5 h at room temperature with peroxidase-linked secondary antibody (Roche), and signals were detected using Lumilight Plus Western blotting kit reagents (Roche) according to the manufacturer’s instructions and luminescence imaging (LAS-1000, Fujifilm). Statistical analysis We used the χ2 and Fisher’s exact tests to evaluate the differences of staining of E-cadherin and Snail, Slug and Twist according to patient and RGFP966 cancer characteristics. The overall survival was
defined as the time between the date of surgery and the last date of follow-up or date to death owing to bladder cancer. The progression-free survival was defined as the time interval between the date of surgery and the date of progression/recurrence or date of last follow-up.
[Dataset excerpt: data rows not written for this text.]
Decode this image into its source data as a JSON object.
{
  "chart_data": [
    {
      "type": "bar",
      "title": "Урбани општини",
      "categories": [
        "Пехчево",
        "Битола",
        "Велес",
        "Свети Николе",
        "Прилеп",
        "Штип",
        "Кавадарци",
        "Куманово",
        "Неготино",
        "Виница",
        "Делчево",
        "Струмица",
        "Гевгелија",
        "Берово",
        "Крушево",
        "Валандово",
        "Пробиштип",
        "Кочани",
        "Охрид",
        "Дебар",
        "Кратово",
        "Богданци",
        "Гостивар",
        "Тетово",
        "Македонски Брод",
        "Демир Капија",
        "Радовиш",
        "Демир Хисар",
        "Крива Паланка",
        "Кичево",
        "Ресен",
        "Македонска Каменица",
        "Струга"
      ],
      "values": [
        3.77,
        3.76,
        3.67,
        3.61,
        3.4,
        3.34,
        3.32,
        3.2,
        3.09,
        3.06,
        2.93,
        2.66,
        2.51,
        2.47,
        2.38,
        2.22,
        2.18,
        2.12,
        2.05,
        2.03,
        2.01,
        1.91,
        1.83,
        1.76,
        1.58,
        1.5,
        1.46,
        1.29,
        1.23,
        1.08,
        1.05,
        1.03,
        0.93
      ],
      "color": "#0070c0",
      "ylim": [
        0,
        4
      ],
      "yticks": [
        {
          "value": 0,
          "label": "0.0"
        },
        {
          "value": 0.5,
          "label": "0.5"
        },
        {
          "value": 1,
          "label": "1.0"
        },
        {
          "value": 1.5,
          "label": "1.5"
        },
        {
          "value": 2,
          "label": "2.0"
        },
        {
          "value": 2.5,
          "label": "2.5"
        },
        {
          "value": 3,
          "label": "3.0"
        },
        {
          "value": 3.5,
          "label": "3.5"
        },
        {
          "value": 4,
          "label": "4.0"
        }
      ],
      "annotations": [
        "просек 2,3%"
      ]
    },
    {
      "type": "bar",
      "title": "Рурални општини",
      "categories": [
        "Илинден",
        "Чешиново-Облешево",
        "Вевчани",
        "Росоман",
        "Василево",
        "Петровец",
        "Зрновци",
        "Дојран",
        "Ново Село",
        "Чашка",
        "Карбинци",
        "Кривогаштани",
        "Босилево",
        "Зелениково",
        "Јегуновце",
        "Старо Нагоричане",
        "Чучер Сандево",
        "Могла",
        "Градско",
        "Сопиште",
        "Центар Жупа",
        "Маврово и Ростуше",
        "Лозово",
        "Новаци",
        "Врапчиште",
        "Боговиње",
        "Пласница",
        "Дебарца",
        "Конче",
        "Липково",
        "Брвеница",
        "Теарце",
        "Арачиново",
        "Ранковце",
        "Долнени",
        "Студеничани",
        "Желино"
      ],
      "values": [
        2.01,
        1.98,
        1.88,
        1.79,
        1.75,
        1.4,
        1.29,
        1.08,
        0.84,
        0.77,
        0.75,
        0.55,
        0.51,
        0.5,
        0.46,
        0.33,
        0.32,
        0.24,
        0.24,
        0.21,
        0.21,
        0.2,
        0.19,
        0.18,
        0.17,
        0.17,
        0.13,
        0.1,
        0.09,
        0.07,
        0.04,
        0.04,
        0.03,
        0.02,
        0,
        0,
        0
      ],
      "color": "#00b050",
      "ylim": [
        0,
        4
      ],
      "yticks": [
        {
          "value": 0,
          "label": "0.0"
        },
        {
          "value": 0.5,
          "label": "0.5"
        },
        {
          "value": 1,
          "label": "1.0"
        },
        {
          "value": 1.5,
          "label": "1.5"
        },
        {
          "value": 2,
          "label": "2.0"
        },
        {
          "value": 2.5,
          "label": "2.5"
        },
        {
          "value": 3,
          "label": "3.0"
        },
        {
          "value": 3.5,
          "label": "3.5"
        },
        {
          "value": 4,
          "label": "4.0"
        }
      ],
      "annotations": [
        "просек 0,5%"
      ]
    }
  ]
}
The curves were done using the Kaplan-Meier method with the log-rank test to assess the selleck products statistical significance. Cox proportional hazards analysis was used to determine LGK-974 cell line the relative contribution of various factors to the risk of death,
recurrence, and progression. P < 0.05 was considered as statistically significant. Analyses were performed with SPSS 10.00 software (SPSS, Chicago, IL). Results Expression of Snail, Slug, Twist and E-cadherin in human bladder cancer cell lines The expression of Snail, Slug, Twist and E-cadherin was analyzed at the mRNA and protein level by semiquantitative RT-PCR(Fig. 1A) and western blot (Fig. 1B) in the human bladder cancer cell lines T24, HTB-3, HTB-1, HTB-2 and HTB-9. Slug was expressed with different intensities in all five cancer cell lines. The undifferentiated HTB-1 and T24 cells had a strong mRNA and protein expression of Slug, whereas the other 3 cell lines showed only weak expression levels. Twist mRNA and protein was detected in HTB-1 and T24 cells, no appearant Twist mRNA and protein
expression was found in other 3 cell lines. E-cadherin was detected in Adenosine HTB-2, HTB-9 and HTB-3 cell lines. The most undifferentiated cell line HTB-1 and T24 cells showed no E-cadherin expression. Snail was not detectable in all five cancer cell lines. To verify intact RNA and protein, β-actin was used as a positive control. Figure 1 Expression of Snail, Slug and Twist in five bladder cancer cell lines T24, HTB-1, HTB-2, HTB-3 and HTB-9. The analysis of the relative mRNA and protein intensity of Slug, Snail and Twist compared with E-cadherin showed that bladder cancer cells with a high Slug and Twist expression had no or only low E-cadherin expression. In contrast, cells with low Slug and Twist expression had high expression levels of E-cadherin. Expression of Snail, Slug, and Twist in correlation with E-cadherin in human bladder cancer tissue Slug(A), Twist(B, F), Snail (Fig. 2C and 2G) in primary bladder cancer tissue were identified in the cytoplasm as well as in the nucleus of cancer cells. In general, staining for Slug and Twist was more intense than for Snail.